Early Stage/Immature Relationships
 
Mature Relationships
Little conflict and avoidance of conflict
Lack of distinction between partners and tendency to merge boundaries.
Tendency towards infatuation, and romantic fantasies.
Similarities between partners are important.
Believe they are responsible for each others happiness
.
  Partners are open and honest with each other.
Partners manage emotional reactions during disagreements.
Partners can tolerate anxiety and conflict.
Can express their needs and  opinions to one another.
Partners are supported in their independent life goals
Focus of couples therapy
We develop a clear picture of each person's experience and position to the problem.

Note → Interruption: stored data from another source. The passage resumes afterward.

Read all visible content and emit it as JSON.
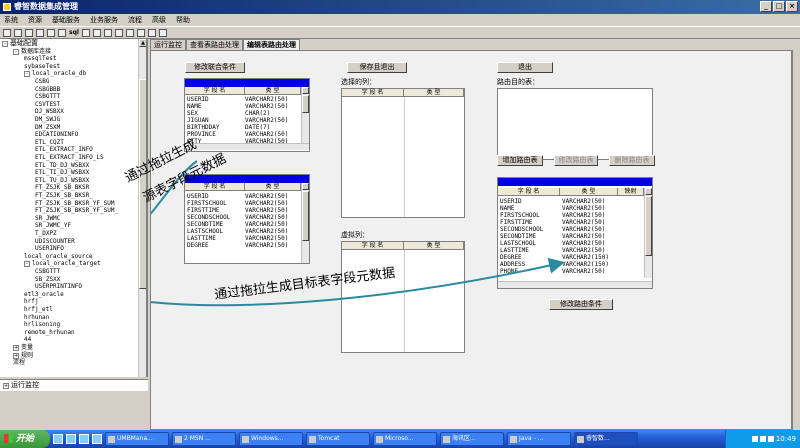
{
  "window": {
    "title": "睿智数据集成管理"
  },
  "menu": [
    "系统",
    "资源",
    "基础服务",
    "业务服务",
    "流程",
    "高级",
    "帮助"
  ],
  "toolbar": {
    "sql_label": "sql"
  },
  "tree": {
    "header": "基础配置",
    "nodes": [
      {
        "label": "基础配置",
        "level": 0,
        "expander": "-",
        "root": true
      },
      {
        "label": "数据库连接",
        "level": 1,
        "expander": "-"
      },
      {
        "label": "mssqlTest",
        "level": 2,
        "expander": ""
      },
      {
        "label": "sybaseTest",
        "level": 2,
        "expander": ""
      },
      {
        "label": "local_oracle_db",
        "level": 2,
        "expander": "-"
      },
      {
        "label": "CSBG",
        "level": 3,
        "expander": ""
      },
      {
        "label": "CSBGBBB",
        "level": 3,
        "expander": ""
      },
      {
        "label": "CSBGTTT",
        "level": 3,
        "expander": ""
      },
      {
        "label": "CSVTEST",
        "level": 3,
        "expander": ""
      },
      {
        "label": "DJ_WSBXX",
        "level": 3,
        "expander": ""
      },
      {
        "label": "DM_SWJG",
        "level": 3,
        "expander": ""
      },
      {
        "label": "DM_ZSXM",
        "level": 3,
        "expander": ""
      },
      {
        "label": "EDCATIONINFO",
        "level": 3,
        "expander": ""
      },
      {
        "label": "ETL_CQZT",
        "level": 3,
        "expander": ""
      },
      {
        "label": "ETL_EXTRACT_INFO",
        "level": 3,
        "expander": ""
      },
      {
        "label": "ETL_EXTRACT_INFO_LS",
        "level": 3,
        "expander": ""
      },
      {
        "label": "ETL_TD_DJ_WSBXX",
        "level": 3,
        "expander": ""
      },
      {
        "label": "ETL_TI_DJ_WSBXX",
        "level": 3,
        "expander": ""
      },
      {
        "label": "ETL_TU_DJ_WSBXX",
        "level": 3,
        "expander": ""
      },
      {
        "label": "FT_ZSJK_SB_BKSR",
        "level": 3,
        "expander": ""
      },
      {
        "label": "FT_ZSJK_SB_BKSR_",
        "level": 3,
        "expander": ""
      },
      {
        "label": "FT_ZSJK_SB_BKSR_YF_SUM",
        "level": 3,
        "expander": ""
      },
      {
        "label": "FT_ZSJK_SB_BKSR_YF_SUM_",
        "level": 3,
        "expander": ""
      },
      {
        "label": "SR_JWMC",
        "level": 3,
        "expander": ""
      },
      {
        "label": "SR_JWMC_YF",
        "level": 3,
        "expander": ""
      },
      {
        "label": "T_DXPZ",
        "level": 3,
        "expander": ""
      },
      {
        "label": "UDISCOUNTER",
        "level": 3,
        "expander": ""
      },
      {
        "label": "USERINFO",
        "level": 3,
        "expander": ""
      },
      {
        "label": "local_oracle_source",
        "level": 2,
        "expander": ""
      },
      {
        "label": "local_oracle_target",
        "level": 2,
        "expander": "-"
      },
      {
        "label": "CSBGTTT",
        "level": 3,
        "expander": ""
      },
      {
        "label": "SB_ZSXX",
        "level": 3,
        "expander": ""
      },
      {
        "label": "USERPRINTINFO",
        "level": 3,
        "expander": ""
      },
      {
        "label": "etl3_oracle",
        "level": 2,
        "expander": ""
      },
      {
        "label": "hrfj",
        "level": 2,
        "expander": ""
      },
      {
        "label": "hrfj_etl",
        "level": 2,
        "expander": ""
      },
      {
        "label": "hrhunan",
        "level": 2,
        "expander": ""
      },
      {
        "label": "hrlisoning",
        "level": 2,
        "expander": ""
      },
      {
        "label": "remote_hrhunan",
        "level": 2,
        "expander": ""
      },
      {
        "label": "44",
        "level": 2,
        "expander": ""
      },
      {
        "label": "变量",
        "level": 1,
        "expander": "+"
      },
      {
        "label": "规则",
        "level": 1,
        "expander": "+"
      },
      {
        "label": "流程",
        "level": 1,
        "expander": ""
      }
    ],
    "bottom_node": "运行监控"
  },
  "tabs": [
    {
      "label": "运行监控",
      "active": false
    },
    {
      "label": "查看表路由处理",
      "active": false
    },
    {
      "label": "编辑表路由处理",
      "active": true
    }
  ],
  "buttons": {
    "modify_join": "修改联合条件",
    "save_exit": "保存且退出",
    "exit": "退出",
    "add_route": "增加路由表",
    "modify_route": "修改路由表",
    "delete_route": "删除路由表",
    "modify_route_cond": "修改路由条件"
  },
  "labels": {
    "selected_cols": "选择的列：",
    "route_dest": "路由目的表：",
    "virtual_cols": "虚拟列："
  },
  "grid_headers": {
    "field": "字 段 名",
    "type": "类  型",
    "map": "映射"
  },
  "source_table": {
    "rows": [
      [
        "USERID",
        "VARCHAR2(50)"
      ],
      [
        "NAME",
        "VARCHAR2(50)"
      ],
      [
        "SEX",
        "CHAR(2)"
      ],
      [
        "JIGUAN",
        "VARCHAR2(50)"
      ],
      [
        "BIRTHDDAY",
        "DATE(7)"
      ],
      [
        "PROVINCE",
        "VARCHAR2(50)"
      ],
      [
        "CITY",
        "VARCHAR2(50)"
      ]
    ]
  },
  "source_table2": {
    "rows": [
      [
        "USERID",
        "VARCHAR2(50)"
      ],
      [
        "FIRSTSCHOOL",
        "VARCHAR2(50)"
      ],
      [
        "FIRSTTIME",
        "VARCHAR2(50)"
      ],
      [
        "SECONDSCHOOL",
        "VARCHAR2(50)"
      ],
      [
        "SECONDTIME",
        "VARCHAR2(50)"
      ],
      [
        "LASTSCHOOL",
        "VARCHAR2(50)"
      ],
      [
        "LASTTIME",
        "VARCHAR2(50)"
      ],
      [
        "DEGREE",
        "VARCHAR2(50)"
      ]
    ]
  },
  "target_table": {
    "rows": [
      [
        "USERID",
        "VARCHAR2(50)"
      ],
      [
        "NAME",
        "VARCHAR2(50)"
      ],
      [
        "FIRSTSCHOOL",
        "VARCHAR2(50)"
      ],
      [
        "FIRSTTIME",
        "VARCHAR2(50)"
      ],
      [
        "SECONDSCHOOL",
        "VARCHAR2(50)"
      ],
      [
        "SECONDTIME",
        "VARCHAR2(50)"
      ],
      [
        "LASTSCHOOL",
        "VARCHAR2(50)"
      ],
      [
        "LASTTIME",
        "VARCHAR2(50)"
      ],
      [
        "DEGREE",
        "VARCHAR2(150)"
      ],
      [
        "ADDRESS",
        "VARCHAR2(150)"
      ],
      [
        "PHONE",
        "VARCHAR2(50)"
      ]
    ]
  },
  "annotations": {
    "source_line1": "通过拖拉生成",
    "source_line2": "源表字段元数据",
    "target": "通过拖拉生成目标表字段元数据"
  },
  "taskbar": {
    "start": "开始",
    "tasks": [
      "UMBMana...",
      "2 MSN ...",
      "Windows...",
      "Tomcat",
      "Microso...",
      "海讯区...",
      "Java - ...",
      "睿智数..."
    ],
    "clock": "10:49"
  },
  "colors": {
    "title_bar": "#0a246a",
    "table_caption": "#0000e0",
    "taskbar": "#245edb"
  }
}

A large part of difficulties in relationships is communication. What this comes down to is not effectively getting across your message to each other.  A good deal of time in therapy is becoming clear about what you are trying to say to each other. This can sometimes make all the difference. As each partner's experience is explored you become clearer to yourself as well as your partner. Being able to express your experience and take in your partner's experience is what we call 'differentiation'.

We explore the patterns and sensitivities you have to each other.

Sensitivities develop as a result of the emotional pain you are carrying from past experiences. The hurt and betrayal you feel from these experiences make you 'sensitive' to the possibility this could happen again. Couples will often go into blaming each other when these sensitive feelings arise. Learning to deal with your own feelings, sensations and reactions is an important part of therapy.

Understand that both partners are making a contribution to the difficulties.

This is hard for individuals to understand. Often when couples come into therapy at first they either see themselves to blame or their partner. Through the course of couples counselling you will learn about contribution versus blame and learn to incorporate your struggles into your relationship rather than avoid them.